Из Африки приходили письма. Он прислал мне посылку, в которой был миниатюрный бурнус, который я мог носить, и чучело какой-то ящерицы. Я тогда собирал маленький музей естественной истории изо всякого хлама, что можно было найти на Лонг-Айленде, вроде наконечников стрел и занятных камешков.

В эти годы отец написал свои лучшие картины. Но потом что-то случилось, и мы получили письмо от одного из его друзей-, извещавшее, что он серьезно болен. В действительности он умирал.

Когда Бонмаман сообщила мне эту новость, я был достаточно взрослым, чтобы понимать, что это значит. Я был потрясен. Горе и страх затопили меня.

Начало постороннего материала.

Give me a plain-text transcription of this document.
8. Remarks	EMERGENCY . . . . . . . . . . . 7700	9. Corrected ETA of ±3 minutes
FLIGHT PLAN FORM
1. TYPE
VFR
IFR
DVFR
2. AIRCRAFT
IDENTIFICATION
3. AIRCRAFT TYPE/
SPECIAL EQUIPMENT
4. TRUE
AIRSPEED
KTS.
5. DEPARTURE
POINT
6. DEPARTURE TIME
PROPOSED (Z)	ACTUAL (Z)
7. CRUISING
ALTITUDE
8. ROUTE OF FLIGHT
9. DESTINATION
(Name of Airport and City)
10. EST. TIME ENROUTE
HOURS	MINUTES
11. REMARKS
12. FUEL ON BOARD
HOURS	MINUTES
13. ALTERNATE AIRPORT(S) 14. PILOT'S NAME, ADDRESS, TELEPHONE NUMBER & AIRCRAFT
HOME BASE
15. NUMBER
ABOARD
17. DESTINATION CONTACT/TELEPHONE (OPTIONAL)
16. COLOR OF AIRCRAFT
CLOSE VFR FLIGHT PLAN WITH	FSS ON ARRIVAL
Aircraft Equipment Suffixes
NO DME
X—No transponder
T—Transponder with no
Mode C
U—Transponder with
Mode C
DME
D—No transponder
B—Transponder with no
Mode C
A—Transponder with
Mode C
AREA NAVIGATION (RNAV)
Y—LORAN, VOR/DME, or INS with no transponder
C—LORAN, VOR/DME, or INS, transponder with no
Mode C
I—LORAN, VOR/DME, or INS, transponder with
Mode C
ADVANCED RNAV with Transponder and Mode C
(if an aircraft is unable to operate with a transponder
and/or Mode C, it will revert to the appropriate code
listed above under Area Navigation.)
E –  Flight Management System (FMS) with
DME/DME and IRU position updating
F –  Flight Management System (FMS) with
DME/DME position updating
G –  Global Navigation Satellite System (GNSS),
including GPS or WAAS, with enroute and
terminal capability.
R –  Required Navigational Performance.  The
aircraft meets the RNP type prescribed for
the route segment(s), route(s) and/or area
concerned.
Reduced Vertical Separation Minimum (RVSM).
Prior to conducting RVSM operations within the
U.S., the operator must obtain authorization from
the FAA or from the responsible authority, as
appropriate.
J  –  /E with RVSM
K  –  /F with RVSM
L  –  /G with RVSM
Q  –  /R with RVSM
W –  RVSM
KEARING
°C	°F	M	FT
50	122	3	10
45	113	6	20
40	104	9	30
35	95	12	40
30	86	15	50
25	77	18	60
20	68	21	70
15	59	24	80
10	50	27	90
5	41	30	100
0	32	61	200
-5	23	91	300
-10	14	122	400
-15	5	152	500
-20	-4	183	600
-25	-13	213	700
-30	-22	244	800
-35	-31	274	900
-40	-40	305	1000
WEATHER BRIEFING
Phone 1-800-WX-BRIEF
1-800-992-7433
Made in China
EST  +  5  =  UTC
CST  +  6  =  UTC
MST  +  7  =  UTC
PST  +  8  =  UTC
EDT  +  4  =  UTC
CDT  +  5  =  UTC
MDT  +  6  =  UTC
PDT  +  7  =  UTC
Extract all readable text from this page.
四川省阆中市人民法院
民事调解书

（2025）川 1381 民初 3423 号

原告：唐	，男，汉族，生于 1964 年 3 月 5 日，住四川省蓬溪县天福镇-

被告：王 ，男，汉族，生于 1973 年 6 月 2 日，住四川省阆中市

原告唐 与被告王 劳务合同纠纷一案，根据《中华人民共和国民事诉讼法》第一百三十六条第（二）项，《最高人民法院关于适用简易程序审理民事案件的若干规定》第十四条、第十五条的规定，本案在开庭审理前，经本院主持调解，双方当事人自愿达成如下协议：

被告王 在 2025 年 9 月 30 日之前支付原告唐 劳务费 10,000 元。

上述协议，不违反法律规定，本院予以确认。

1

Неужели я никогда больше не увижу отца? Этого не может быть. Не помню, молился ли я, но думаю, что на этот раз да. Хотя, конечно, у меня было очень мало того, что называется верой. Если я и молился за отца, то это был один из тех слепых, почти непроизвольных порывов, которые случаются у любого человека, даже атеиста, в трудные минуты жизни. Эти порывы не столько доказывают существование Бога, сколько свидетельствуют, что потребность служить Ему и исповедовать Его глубоко укоренена в нашей зависимой природе и просто неотделима от нашего существа.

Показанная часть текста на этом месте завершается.